Engaging the Workforce System to Enhance Job Quality

Official portrait of Brent Parton shows a man in business jacket smiling in front of the U.S. and Department of Labor flags.
Brent Parton

Good jobs bring workers into the labor market and companies are realizing that providing good quality jobs make them an employer of choice, maintaining a competitive advantage in recruitment, retention, and the execution of their company’s mission. In today’s labor market where employers are working hard to attract and retain new talent and engage nontraditional populations such as the youth and re-entry population, good jobs are essential.

Our workforce system can be a valuable partner in developing good jobs – and our new guidance and Job Quality Academy can help them do so and build on evidence-based workforce strategies that close equity gaps, such as career pathways, registered apprenticeships and sector strategies.

Defining Job Quality

A good job is one that helps workers achieve economic stability and upward mobility, while also prioritizing diversity and worker voice. The U.S. Departments of Labor and Commerce partnered to identify the Good Jobs Principles and these eight principles provide a framework for businesses, workers, labor unions, advocates, researchers, state and local governments and federal agencies for a shared vision of job quality.
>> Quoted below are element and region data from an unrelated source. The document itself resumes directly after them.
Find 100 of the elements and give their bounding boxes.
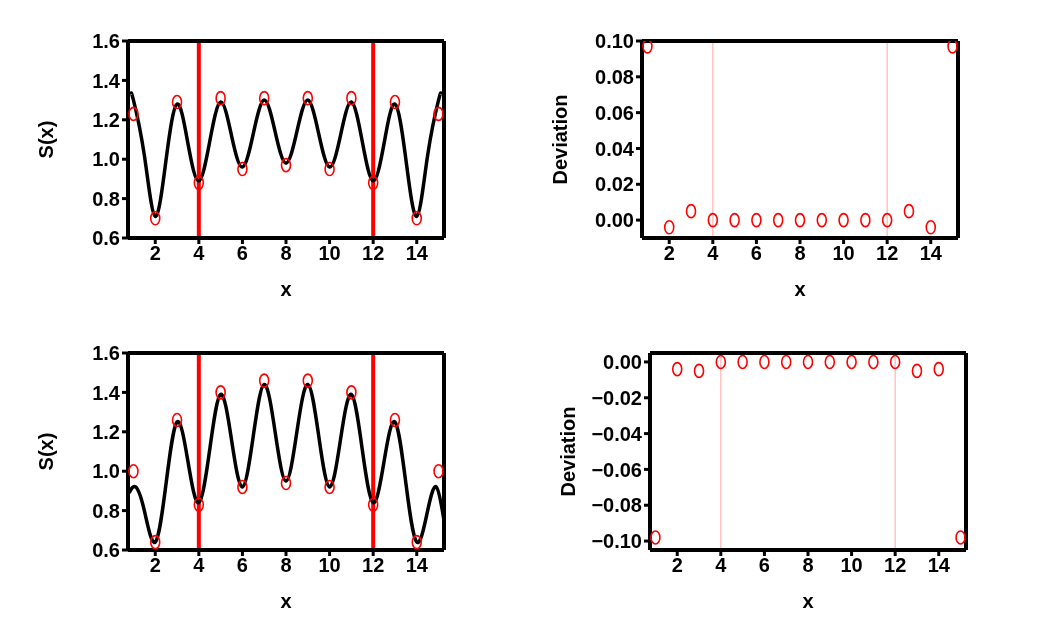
x-tick-label: 2 [671, 554, 683, 577]
point [149, 211, 161, 226]
x-tick-label: 14 [405, 554, 429, 577]
y-tick-label: 1.0 [92, 148, 120, 171]
point [346, 385, 357, 400]
x-tick-label: 4 [193, 242, 206, 265]
y-tick-label: 1.0 [92, 460, 120, 483]
x-tick-label: 12 [884, 554, 907, 577]
y-tick-label: −0.08 [591, 494, 642, 517]
point [794, 212, 806, 228]
y-tick-label: 1.4 [92, 381, 121, 404]
y-tick-label: −0.06 [591, 458, 642, 481]
y-tick-label: 0.10 [595, 30, 634, 53]
x-tick-label: 8 [280, 242, 292, 265]
x-tick-label: 8 [802, 554, 814, 577]
point [642, 41, 653, 54]
y-tick-label: −0.02 [591, 386, 642, 409]
y-axis-title: S(x) [35, 432, 58, 471]
point [925, 219, 937, 235]
y-axis-title: Deviation [557, 406, 580, 497]
point [772, 212, 784, 228]
point [911, 363, 923, 379]
y-tick-label: 1.2 [92, 420, 120, 443]
point [149, 534, 161, 550]
point [367, 497, 379, 512]
x-tick-label: 10 [318, 554, 341, 577]
x-tick-label: 2 [663, 242, 675, 265]
y-tick-label: 0.6 [92, 539, 120, 562]
x-tick-label: 4 [707, 242, 720, 265]
point [280, 157, 292, 173]
y-tick-label: 1.4 [92, 69, 121, 92]
x-tick-label: 6 [236, 554, 248, 577]
y-tick-label: 1.6 [92, 342, 120, 365]
point [193, 497, 205, 512]
y-tick-label: 0.8 [92, 187, 120, 210]
point [671, 361, 683, 377]
point [302, 373, 314, 388]
point [802, 354, 814, 370]
point [693, 363, 705, 379]
y-tick-label: −0.10 [591, 530, 642, 553]
x-tick-label: 10 [832, 242, 855, 265]
point [650, 530, 661, 545]
point [715, 354, 727, 370]
point [685, 203, 697, 219]
x-tick-label: 14 [919, 242, 943, 265]
point [955, 530, 966, 545]
y-tick-label: 0.08 [595, 65, 634, 88]
point [816, 212, 828, 228]
y-tick-label: 0.6 [92, 227, 120, 250]
point [302, 90, 314, 106]
point [903, 203, 915, 219]
y-tick-label: 1.2 [92, 108, 120, 131]
x-axis-title: x [802, 590, 814, 612]
x-axis-title: x [280, 590, 292, 612]
point [780, 354, 792, 370]
point [389, 412, 401, 428]
point [280, 475, 292, 491]
x-tick-label: 8 [794, 242, 806, 265]
x-tick-label: 4 [193, 554, 206, 577]
x-tick-label: 12 [362, 554, 385, 577]
x-tick-label: 4 [715, 554, 728, 577]
point [933, 361, 945, 377]
point [367, 175, 379, 191]
point [389, 94, 401, 110]
x-axis-title: x [794, 278, 806, 300]
x-tick-label: 2 [149, 554, 161, 577]
point [411, 534, 423, 550]
point [171, 412, 183, 428]
point [171, 94, 183, 110]
y-tick-label: 0.06 [595, 101, 634, 124]
x-tick-label: 10 [318, 242, 341, 265]
y-tick-label: 1.6 [92, 30, 120, 53]
x-tick-label: 6 [758, 554, 770, 577]
point [215, 385, 226, 400]
x-tick-label: 12 [362, 242, 385, 265]
point [258, 90, 270, 106]
point [881, 212, 893, 228]
x-tick-label: 14 [927, 554, 951, 577]
y-tick-label: 0.00 [595, 209, 634, 232]
point [707, 212, 719, 228]
x-axis-title: x [280, 278, 292, 300]
point [663, 219, 675, 235]
x-tick-label: 8 [280, 554, 292, 577]
x-tick-label: 14 [405, 242, 429, 265]
point [947, 41, 958, 54]
y-tick-label: −0.04 [591, 422, 643, 445]
point [193, 175, 205, 191]
x-tick-label: 6 [236, 242, 248, 265]
x-tick-label: 12 [876, 242, 899, 265]
x-tick-label: 10 [840, 554, 863, 577]
point [258, 373, 270, 388]
y-axis-title: Deviation [549, 94, 572, 185]
y-tick-label: 0.04 [595, 137, 635, 160]
point [824, 354, 836, 370]
y-tick-label: 0.02 [595, 173, 634, 196]
x-tick-label: 2 [149, 242, 161, 265]
point [889, 354, 901, 370]
x-tick-label: 6 [750, 242, 762, 265]
y-tick-label: 0.00 [603, 351, 642, 374]
point [411, 211, 423, 226]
Together, we can build on evidence-based workforce strategies, including career pathways, Registered Apprenticeship programs and sector strategies to empower employers to scale good jobs, connect individuals to those good jobs and improve equity in access to good jobs.

Promoting Job Quality

To assist in applying the principles of a good job, the Labor Department recently released guidance to outline how the workforce system should integrate good job strategies into its employer partnerships and workforce training.

We’re also launching a Job Quality Academy, which will help the workforce system connect historically marginalized populations and communities that disproportionately face employment barriers with good jobs.

How It Works

Designed and operated with Jobs for the Future and other partners, the Job Quality Academy will enhance participants’ understanding of job quality principles, teach them how to incorporate those principles into their policies and programs and provide them with clear steps on how to implement the lessons to achieve the greatest impact.

Comprised of up to 16 teams representing communities across the nation, the academy will help participants take immediate action on the guidance provided in TEGL 07-22 and the Good Jobs Initiative

Who Can Apply

All state and local workforce boards, state workforce agencies, and tribal organizations are eligible to apply as team leads. Teams must include a worker voice-focused organization such as a worker center or union representative, and can also include any community-based organization, employer or employer representative, or any other organization committed to improving job quality in your community. 

To learn more and apply, go to Job Quality Academy and attend our webinar on the application process. Applications are due by Tuesday, March 14.


Brent Parton is the acting secretary of employment and training.


Editor's Note: This blog was updated to include an expanded introduction providing more context about the new programs.